«Vogliamo rappresentare tutte le voci che esistono nei paesi in cui lavoriamo. Politiche e non. Per questo sulle nostre reti ci sarà spazio anche per AfD in Germania e per Vannacci in Italia». E pazienza se il generale ha attaccato sua sorella Marina. Pier Silvio Berlusconi lancia la nuova stagione dei palinsesti spiegando in lungo e in largo che non vuole parlare di politica. Non vuole dare consigli alla presidente del Consiglio né a Forza Italia, ma «da cittadino» non si tira indietro da qualche commento: «Le parole di Trump su Meloni mi hanno profondamente infastidito. La stimo, visti i personaggi con cui ha a che fare, fare di meglio è difficile. Mi sono sentito offeso da italiano, alla premier va tutto il mio appoggio».

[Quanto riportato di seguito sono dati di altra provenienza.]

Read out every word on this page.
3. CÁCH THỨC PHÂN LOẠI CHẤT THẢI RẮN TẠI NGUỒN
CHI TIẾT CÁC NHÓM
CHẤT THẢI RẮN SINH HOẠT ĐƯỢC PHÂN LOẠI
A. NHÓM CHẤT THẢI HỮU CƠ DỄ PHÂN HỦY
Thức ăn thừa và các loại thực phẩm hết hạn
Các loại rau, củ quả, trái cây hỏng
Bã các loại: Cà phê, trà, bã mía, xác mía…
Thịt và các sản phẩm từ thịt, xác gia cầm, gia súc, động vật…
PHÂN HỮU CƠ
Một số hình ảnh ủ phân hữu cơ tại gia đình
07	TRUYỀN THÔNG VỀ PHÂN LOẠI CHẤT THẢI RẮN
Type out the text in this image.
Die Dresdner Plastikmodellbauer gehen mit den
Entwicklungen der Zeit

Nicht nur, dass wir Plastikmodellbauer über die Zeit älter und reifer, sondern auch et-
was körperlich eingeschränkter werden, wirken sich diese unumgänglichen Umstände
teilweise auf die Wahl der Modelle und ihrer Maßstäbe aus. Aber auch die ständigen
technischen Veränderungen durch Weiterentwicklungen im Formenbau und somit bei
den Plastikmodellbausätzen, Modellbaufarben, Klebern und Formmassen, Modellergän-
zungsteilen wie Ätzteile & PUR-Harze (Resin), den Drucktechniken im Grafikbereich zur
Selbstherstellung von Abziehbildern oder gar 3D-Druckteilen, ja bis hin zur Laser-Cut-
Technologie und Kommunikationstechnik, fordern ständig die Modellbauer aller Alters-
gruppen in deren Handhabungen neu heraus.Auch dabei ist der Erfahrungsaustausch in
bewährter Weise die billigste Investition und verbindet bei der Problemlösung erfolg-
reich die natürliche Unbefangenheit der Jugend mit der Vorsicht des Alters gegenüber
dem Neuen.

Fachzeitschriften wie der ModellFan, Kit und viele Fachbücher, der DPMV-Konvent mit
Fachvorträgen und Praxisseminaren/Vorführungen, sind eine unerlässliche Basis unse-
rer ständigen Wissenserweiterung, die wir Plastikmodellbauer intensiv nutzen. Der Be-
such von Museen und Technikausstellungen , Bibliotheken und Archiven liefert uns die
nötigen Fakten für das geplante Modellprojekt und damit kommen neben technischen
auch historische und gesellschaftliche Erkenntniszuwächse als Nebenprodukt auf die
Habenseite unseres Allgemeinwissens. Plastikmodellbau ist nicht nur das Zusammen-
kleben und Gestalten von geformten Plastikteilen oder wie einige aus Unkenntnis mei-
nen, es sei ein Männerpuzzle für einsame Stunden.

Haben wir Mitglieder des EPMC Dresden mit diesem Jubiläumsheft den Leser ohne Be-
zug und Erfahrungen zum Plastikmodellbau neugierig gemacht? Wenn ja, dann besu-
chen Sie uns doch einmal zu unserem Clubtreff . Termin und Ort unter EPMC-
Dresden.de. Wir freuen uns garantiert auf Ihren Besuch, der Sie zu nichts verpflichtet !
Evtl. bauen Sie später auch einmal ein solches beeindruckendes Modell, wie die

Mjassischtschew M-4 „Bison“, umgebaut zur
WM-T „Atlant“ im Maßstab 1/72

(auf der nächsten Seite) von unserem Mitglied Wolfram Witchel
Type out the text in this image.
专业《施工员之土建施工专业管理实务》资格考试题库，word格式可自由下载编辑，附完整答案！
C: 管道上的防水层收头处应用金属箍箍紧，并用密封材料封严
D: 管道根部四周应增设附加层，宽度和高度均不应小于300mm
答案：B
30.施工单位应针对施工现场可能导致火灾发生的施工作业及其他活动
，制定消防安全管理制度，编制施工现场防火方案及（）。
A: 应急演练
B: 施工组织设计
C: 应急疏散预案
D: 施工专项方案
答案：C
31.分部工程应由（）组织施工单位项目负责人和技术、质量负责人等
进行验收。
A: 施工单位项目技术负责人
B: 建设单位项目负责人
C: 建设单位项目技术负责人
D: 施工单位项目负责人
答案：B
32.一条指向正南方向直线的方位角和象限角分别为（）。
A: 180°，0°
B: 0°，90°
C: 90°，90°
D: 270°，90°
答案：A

Mentre dal tycoon, di cui vengono spesso sottolineate le somiglianze con Berlusconi padre, Pier Silvio non vede l’ora di prendere le distanze, si mostra più attendista nei confronti di Vannacci, con cui Marina, ormai riferimento politico della famiglia, non vuole avere niente a che fare. «L’Italia non è nuova a fenomeni che nascono dal nulla. È un bravo comunicatore, vedremo quanto il suo programma sarà coerente con quello del centrodestra, le cose che dice per propaganda non lo sono». Però, insomma, «Forza Italia deciderà in autonomia».